En 2014 sera célébré le centenaire de la Première Guerre mondiale. Confiant a-t-il voulu, dans cette perspective, apporter une pièce à conviction au procès de l’horreur absolue ? "Mes romans ne sont absolument pas des romans historiques au sens classique du terme. L’Histoire n’est pour moi qu’une toile de fond", se défend-il. Sa méthode : "D’abord, j’interroge la mémoire familiale et collective et, quand cela est possible, les témoins de l’événement. Dans le cas des poilus créoles, il m’est arrivé d’en rencontrer il y a une dizaine d’années. Quoiqu’ils fussent déjà très vieux à l’époque, j’ai quand même pu approcher au plus près des souffrances endurées par eux sur le front européen et sur le front d’Orient." Il s’est également inspiré de ce qui, de génération en génération, se racontait dans sa propre famille, en l’utilisant à sa façon. Autre source, les archives de la bibliothèque Schoelcher de Fort-de-France. C’est au bout de ce processus qu’il construit ses personnages et son récit "avant de les malaxer avec les données orales et écrites" recueillies.
Création lexicale
Le Bataillon créole est un roman jubilatoire. Il s’en dégage un charme magique que procure la parole qui s’envole de la bouche du conteur avant d’émerveiller nos oreilles, de se coucher sur notre cerveau. La lecture se transforme en écoute des voix polyphoniques qui nous parlent avec des mots fleuris, inattendus, déroutants, attendrissants et à la fois enrichissants. Les narrateurs ont une expression haute en couleur, exquise. Qu’il s’agisse de la vieille Man Hortense, qui parle à ses "plantes-remèdes-guérit-tout" et pleure son fils unique. Ou de Lucianise, quimboiseuse de son état, qu’un séducteur aborde en ces termes : "Lucianise, il y a grand longtemps que mon coeur fait vip-vap devant la belleté de ton corps et la charmanceté de tes cocos-yeux qui éclairent plus fort que le soleil en carême."

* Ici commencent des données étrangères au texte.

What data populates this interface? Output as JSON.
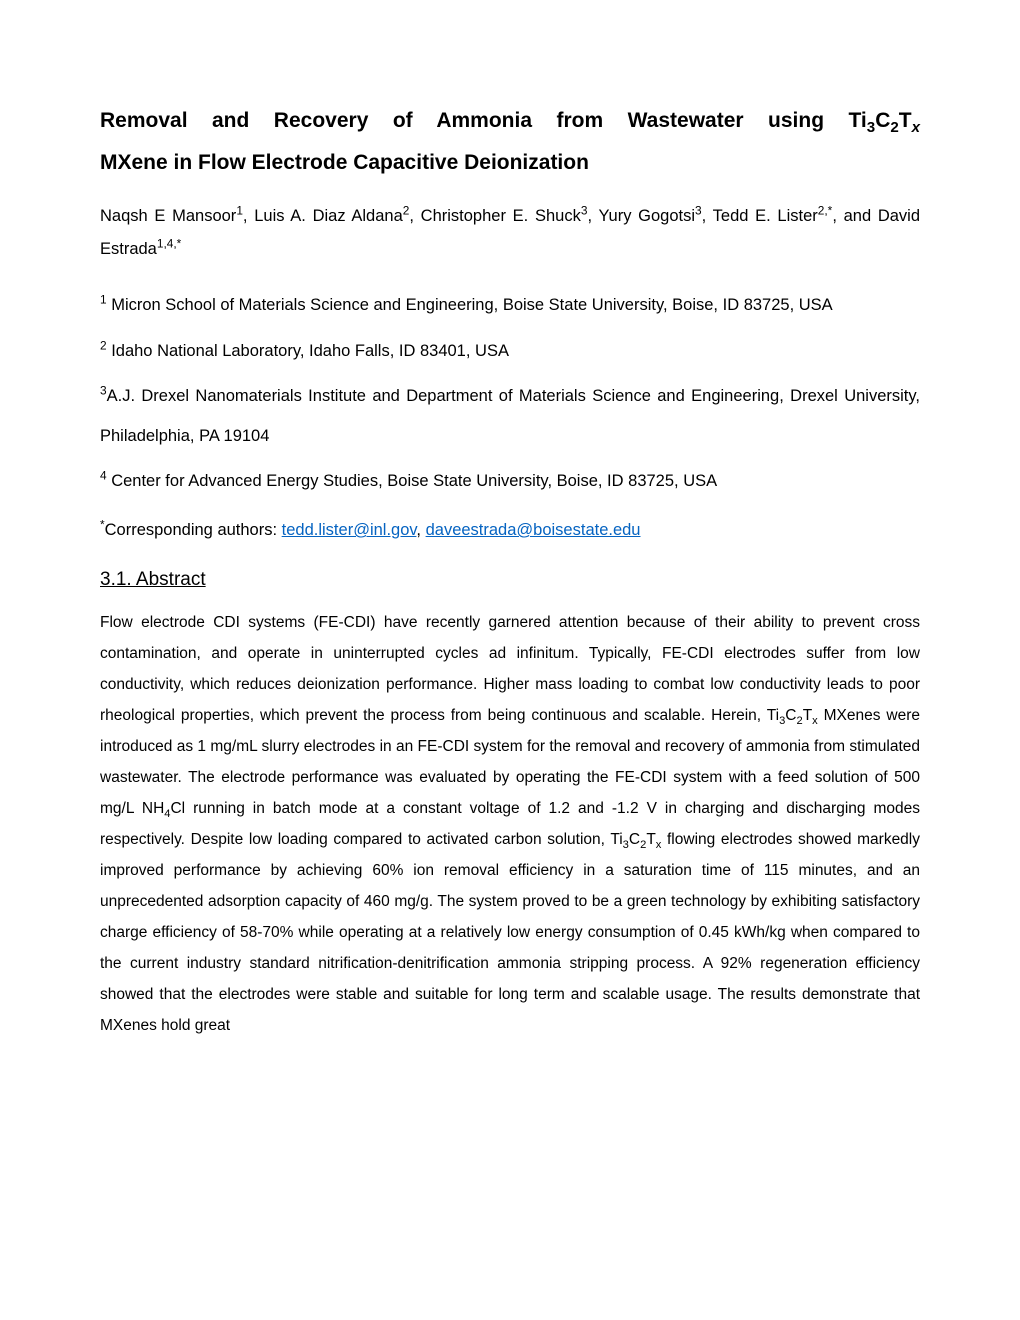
{
  "title": {
    "line1_pre": "Removal and Recovery of Ammonia from Wastewater using Ti",
    "line1_sub1": "3",
    "line1_mid1": "C",
    "line1_sub2": "2",
    "line1_mid2": "T",
    "line1_sub3": "x",
    "line2": "MXene in Flow Electrode Capacitive Deionization"
  },
  "authors": {
    "a1": "Naqsh E Mansoor",
    "a1_sup": "1",
    "sep1": ", ",
    "a2": "Luis A. Diaz Aldana",
    "a2_sup": "2",
    "sep2": ", ",
    "a3": "Christopher E. Shuck",
    "a3_sup": "3",
    "sep3": ", ",
    "a4": "Yury Gogotsi",
    "a4_sup": "3",
    "sep4": ", ",
    "a5": "Tedd E. Lister",
    "a5_sup": "2,*",
    "sep5": ", and ",
    "a6": "David Estrada",
    "a6_sup": "1,4,*"
  },
  "affiliations": {
    "aff1_sup": "1",
    "aff1_text": " Micron School of Materials Science and Engineering, Boise State University, Boise, ID 83725, USA",
    "aff2_sup": "2",
    "aff2_text": " Idaho National Laboratory, Idaho Falls, ID 83401, USA",
    "aff3_sup": "3",
    "aff3_text": "A.J. Drexel Nanomaterials Institute and Department of Materials Science and Engineering, Drexel University, Philadelphia, PA 19104",
    "aff4_sup": "4",
    "aff4_text": " Center for Advanced Energy Studies, Boise State University, Boise, ID 83725, USA"
  },
  "corresponding": {
    "sup": "*",
    "label": "Corresponding authors: ",
    "email1": "tedd.lister@inl.gov",
    "sep": ", ",
    "email2": "daveestrada@boisestate.edu"
  },
  "section_heading": "3.1. Abstract",
  "abstract": {
    "p1_a": "Flow electrode CDI systems (FE-CDI) have recently garnered attention because of their ability to prevent cross contamination, and operate in uninterrupted cycles ad infinitum. Typically, FE-CDI electrodes suffer from low conductivity, which reduces deionization performance. Higher mass loading to combat low conductivity leads to poor rheological properties, which prevent the process from being continuous and scalable. Herein, Ti",
    "p1_s1": "3",
    "p1_b": "C",
    "p1_s2": "2",
    "p1_c": "T",
    "p1_s3": "x",
    "p1_d": " MXenes were introduced as 1 mg/mL slurry electrodes in an FE-CDI system for the removal and recovery of ammonia from stimulated wastewater. The electrode performance was evaluated by operating the FE-CDI system with a feed solution of 500 mg/L NH",
    "p1_s4": "4",
    "p1_e": "Cl running in batch mode at a constant voltage of 1.2 and -1.2 V in charging and discharging modes respectively. Despite low loading compared to activated carbon solution, Ti",
    "p1_s5": "3",
    "p1_f": "C",
    "p1_s6": "2",
    "p1_g": "T",
    "p1_s7": "x",
    "p1_h": " flowing electrodes showed markedly improved performance by achieving 60% ion removal efficiency in a saturation time of 115 minutes, and an unprecedented adsorption capacity of 460 mg/g. The system proved to be a green technology by exhibiting satisfactory charge efficiency of 58-70% while operating at a relatively low energy consumption of 0.45 kWh/kg when compared to the current industry standard nitrification-denitrification ammonia stripping process. A 92% regeneration efficiency showed that the electrodes were stable and suitable for long term and scalable usage. The results demonstrate that MXenes hold great"
  },
  "colors": {
    "link": "#0563c1",
    "text": "#000000",
    "background": "#ffffff"
  }
}
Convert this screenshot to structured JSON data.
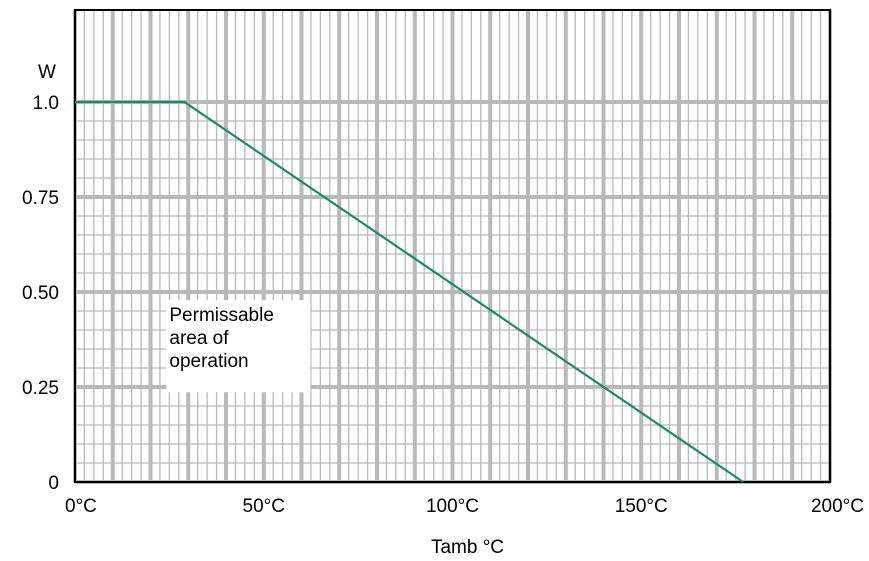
{
  "chart_data": {
    "type": "line",
    "title": "",
    "ylabel": "W",
    "xlabel": "Tamb °C",
    "xlim": [
      0,
      200
    ],
    "ylim": [
      0,
      1.0
    ],
    "x_ticks": [
      0,
      50,
      100,
      150,
      200
    ],
    "x_tick_labels": [
      "0°C",
      "50°C",
      "100°C",
      "150°C",
      "200°C"
    ],
    "y_ticks": [
      0,
      0.25,
      0.5,
      0.75,
      1.0
    ],
    "y_tick_labels": [
      "0",
      "0.25",
      "0.50",
      "0.75",
      "1.0"
    ],
    "grid": true,
    "series": [
      {
        "x": [
          0,
          29,
          177
        ],
        "y": [
          1.0,
          1.0,
          0.0
        ],
        "color": "#1a8a6a"
      }
    ],
    "annotation": {
      "lines": [
        "Permissable",
        "area of",
        "operation"
      ],
      "x": 25,
      "y": 0.46
    },
    "colors": {
      "grid": "#b9b9b9",
      "line": "#1a8a6a",
      "axis": "#000000"
    }
  }
}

Dans ce texte, Confiant, auteur d’une cinquantaine de livres à seulement 62 ans, s’est livré à un impressionnant travail de création lexicale à partir d’expressions tirées du vieux français, du créole ou de son cru, qui apportent une fraîcheur vivifiante. Le créole est une langue jeune qui n’a que trois siècles et demi d’existence et qui ne dispose pas encore d’atouts suffisants pour pouvoir rivaliser avec une vieille langue de tradition écrite comme le français, explique-t-il. Avant de poursuivre : "Mais, à mon sens, c’est le devoir de tout écrivain antillais de s’efforcer de l’illustrer. Se détourner du créole reviendrait à pratiquer ce véritable suicide linguistique auquel on assiste en Afrique noire et qui me fend le coeur. Cela dit, je n’ai aucun problème avec la langue française, qui est non pas ma deuxième langue, mais ma langue comaternelle. Je l’ai apprise en même temps que le créole." Nul doute : avec Le Bataillon créole, le chantre de la créolité a réalisé un travail d’orfèvre.